# CLMM bug bounty details

**Raydium’s full bug bounty program with Immunefi** can be found at: <https://immunefi.com/bounty/raydium/>

***

#### Documentation <a href="#documentation" id="documentation"></a>

* [Raydium CLMM v3 overview document](https://github.com/raydium-io/raydium-docs/blob/master/dev-resources/raydium-clmm-dev-doc.pdf)

***

#### Testnet reference <a href="#testnet-reference" id="testnet-reference"></a>

A public Solana testnet deployment exists at:

<https://explorer.solana.com/address/proKtffCScMcwkFkPHFcuHawN7mWxRkhyh8PGxkTwYx>

> Public testnets are provided for reference only. **Testing on public testnets or mainnet is prohibited.** All testing must be conducted on private test environments.

***

#### Assets in scope <a href="#assets-in-scope" id="assets-in-scope"></a>

Only contracts listed in the repository below are considered in scope for the CLMM bug bounty:

* <https://github.com/raydium-io/raydium-clmm>

If a **critical impact** affects any other Raydium-managed asset not listed here, but the impact matches those defined in the bug bounty overview, it may still be submitted for consideration.
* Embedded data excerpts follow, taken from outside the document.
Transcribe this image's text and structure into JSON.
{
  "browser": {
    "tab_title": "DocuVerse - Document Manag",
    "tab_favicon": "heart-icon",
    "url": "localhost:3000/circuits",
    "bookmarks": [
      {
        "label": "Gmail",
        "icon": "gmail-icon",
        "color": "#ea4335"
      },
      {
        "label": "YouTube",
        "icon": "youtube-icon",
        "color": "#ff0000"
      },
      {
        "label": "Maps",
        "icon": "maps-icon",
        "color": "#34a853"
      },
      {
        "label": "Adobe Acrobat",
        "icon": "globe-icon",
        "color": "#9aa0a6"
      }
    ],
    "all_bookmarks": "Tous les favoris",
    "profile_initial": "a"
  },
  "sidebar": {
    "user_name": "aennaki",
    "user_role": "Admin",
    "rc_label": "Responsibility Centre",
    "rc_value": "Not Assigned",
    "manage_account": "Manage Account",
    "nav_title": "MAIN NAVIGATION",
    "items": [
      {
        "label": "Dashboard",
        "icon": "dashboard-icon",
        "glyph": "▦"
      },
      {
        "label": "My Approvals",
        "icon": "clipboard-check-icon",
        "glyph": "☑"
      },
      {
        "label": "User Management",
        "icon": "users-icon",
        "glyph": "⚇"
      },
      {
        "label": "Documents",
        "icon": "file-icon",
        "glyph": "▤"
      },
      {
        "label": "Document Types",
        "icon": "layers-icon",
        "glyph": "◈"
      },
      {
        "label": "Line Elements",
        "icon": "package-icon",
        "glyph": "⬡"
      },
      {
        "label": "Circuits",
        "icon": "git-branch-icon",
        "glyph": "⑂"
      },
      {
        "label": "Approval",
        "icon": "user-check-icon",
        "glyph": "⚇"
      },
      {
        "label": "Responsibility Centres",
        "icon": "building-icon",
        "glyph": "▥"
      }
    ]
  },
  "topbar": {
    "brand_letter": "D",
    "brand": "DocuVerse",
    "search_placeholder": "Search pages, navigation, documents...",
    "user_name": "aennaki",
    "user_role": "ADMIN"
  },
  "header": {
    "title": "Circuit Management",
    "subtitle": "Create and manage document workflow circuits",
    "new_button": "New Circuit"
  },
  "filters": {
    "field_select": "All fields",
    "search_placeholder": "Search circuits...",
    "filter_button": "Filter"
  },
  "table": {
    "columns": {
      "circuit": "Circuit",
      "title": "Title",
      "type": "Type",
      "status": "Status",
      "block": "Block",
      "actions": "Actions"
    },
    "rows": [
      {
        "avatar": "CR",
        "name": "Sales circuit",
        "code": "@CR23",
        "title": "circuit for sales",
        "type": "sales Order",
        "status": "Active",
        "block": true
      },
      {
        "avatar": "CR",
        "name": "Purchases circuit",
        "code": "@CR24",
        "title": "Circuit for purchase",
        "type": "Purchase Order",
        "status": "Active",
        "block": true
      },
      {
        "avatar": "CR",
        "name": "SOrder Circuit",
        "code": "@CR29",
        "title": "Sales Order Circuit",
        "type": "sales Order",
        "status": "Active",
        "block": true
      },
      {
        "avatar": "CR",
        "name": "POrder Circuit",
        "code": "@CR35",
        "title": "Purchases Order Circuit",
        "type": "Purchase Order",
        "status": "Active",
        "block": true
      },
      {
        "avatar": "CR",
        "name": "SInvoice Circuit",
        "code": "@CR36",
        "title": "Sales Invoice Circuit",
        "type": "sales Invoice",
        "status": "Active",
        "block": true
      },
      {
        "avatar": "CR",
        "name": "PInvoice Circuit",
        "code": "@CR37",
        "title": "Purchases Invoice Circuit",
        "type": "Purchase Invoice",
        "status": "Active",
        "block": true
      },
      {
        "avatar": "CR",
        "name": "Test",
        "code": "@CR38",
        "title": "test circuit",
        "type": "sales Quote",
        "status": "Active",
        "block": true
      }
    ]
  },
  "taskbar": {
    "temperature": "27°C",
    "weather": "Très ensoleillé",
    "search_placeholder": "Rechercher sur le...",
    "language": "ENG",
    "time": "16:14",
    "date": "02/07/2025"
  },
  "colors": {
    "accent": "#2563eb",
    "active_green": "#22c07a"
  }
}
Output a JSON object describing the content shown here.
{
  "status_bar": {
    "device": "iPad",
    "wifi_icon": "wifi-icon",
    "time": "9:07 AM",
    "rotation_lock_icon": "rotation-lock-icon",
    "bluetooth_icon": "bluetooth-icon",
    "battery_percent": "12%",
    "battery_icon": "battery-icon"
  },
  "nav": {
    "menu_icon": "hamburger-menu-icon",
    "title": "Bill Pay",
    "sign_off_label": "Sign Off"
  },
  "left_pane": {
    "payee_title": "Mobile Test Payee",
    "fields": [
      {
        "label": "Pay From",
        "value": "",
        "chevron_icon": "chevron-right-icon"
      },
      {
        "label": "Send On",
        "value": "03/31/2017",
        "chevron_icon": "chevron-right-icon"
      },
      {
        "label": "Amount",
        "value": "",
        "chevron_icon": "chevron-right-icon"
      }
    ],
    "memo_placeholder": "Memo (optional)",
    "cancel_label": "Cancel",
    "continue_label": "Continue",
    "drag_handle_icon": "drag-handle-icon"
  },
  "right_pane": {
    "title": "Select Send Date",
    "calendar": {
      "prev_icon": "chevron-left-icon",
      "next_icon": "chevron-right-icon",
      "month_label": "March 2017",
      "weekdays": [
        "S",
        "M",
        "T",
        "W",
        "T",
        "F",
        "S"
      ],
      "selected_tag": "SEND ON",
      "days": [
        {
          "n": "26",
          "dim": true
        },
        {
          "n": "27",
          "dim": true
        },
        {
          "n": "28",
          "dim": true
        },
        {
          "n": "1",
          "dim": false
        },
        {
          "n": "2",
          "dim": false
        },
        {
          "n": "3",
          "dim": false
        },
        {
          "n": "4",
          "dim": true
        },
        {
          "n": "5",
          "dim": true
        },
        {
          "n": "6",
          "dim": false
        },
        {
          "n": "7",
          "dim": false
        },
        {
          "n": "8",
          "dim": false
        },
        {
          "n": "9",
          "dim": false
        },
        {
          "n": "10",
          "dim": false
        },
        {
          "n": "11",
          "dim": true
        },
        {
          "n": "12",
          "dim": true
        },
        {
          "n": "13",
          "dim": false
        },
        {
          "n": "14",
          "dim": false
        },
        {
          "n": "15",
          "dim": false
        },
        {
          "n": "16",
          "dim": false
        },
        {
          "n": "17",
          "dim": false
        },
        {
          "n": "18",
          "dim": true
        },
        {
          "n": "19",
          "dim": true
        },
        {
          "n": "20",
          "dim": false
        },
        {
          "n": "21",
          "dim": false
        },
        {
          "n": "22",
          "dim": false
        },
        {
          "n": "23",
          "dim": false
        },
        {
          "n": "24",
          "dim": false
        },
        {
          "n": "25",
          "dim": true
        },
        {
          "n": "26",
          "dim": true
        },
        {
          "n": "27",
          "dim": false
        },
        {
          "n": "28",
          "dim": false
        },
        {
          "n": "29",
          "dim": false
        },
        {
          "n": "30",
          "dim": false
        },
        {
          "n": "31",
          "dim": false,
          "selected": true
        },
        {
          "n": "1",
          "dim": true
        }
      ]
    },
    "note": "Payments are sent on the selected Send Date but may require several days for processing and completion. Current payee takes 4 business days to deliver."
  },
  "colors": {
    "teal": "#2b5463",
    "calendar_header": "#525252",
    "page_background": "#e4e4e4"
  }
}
#### Disclosure and contact <a href="#disclosure-and-contact" id="disclosure-and-contact"></a>

For vulnerabilities not submitted via Immunefi, please email:

📧 **<security@reactorlabs.io>**

Include:

* A detailed description of the attack vector
* A proof of concept for high and critical severity issues

The team will respond within **24 hours** with next steps or follow-up questions.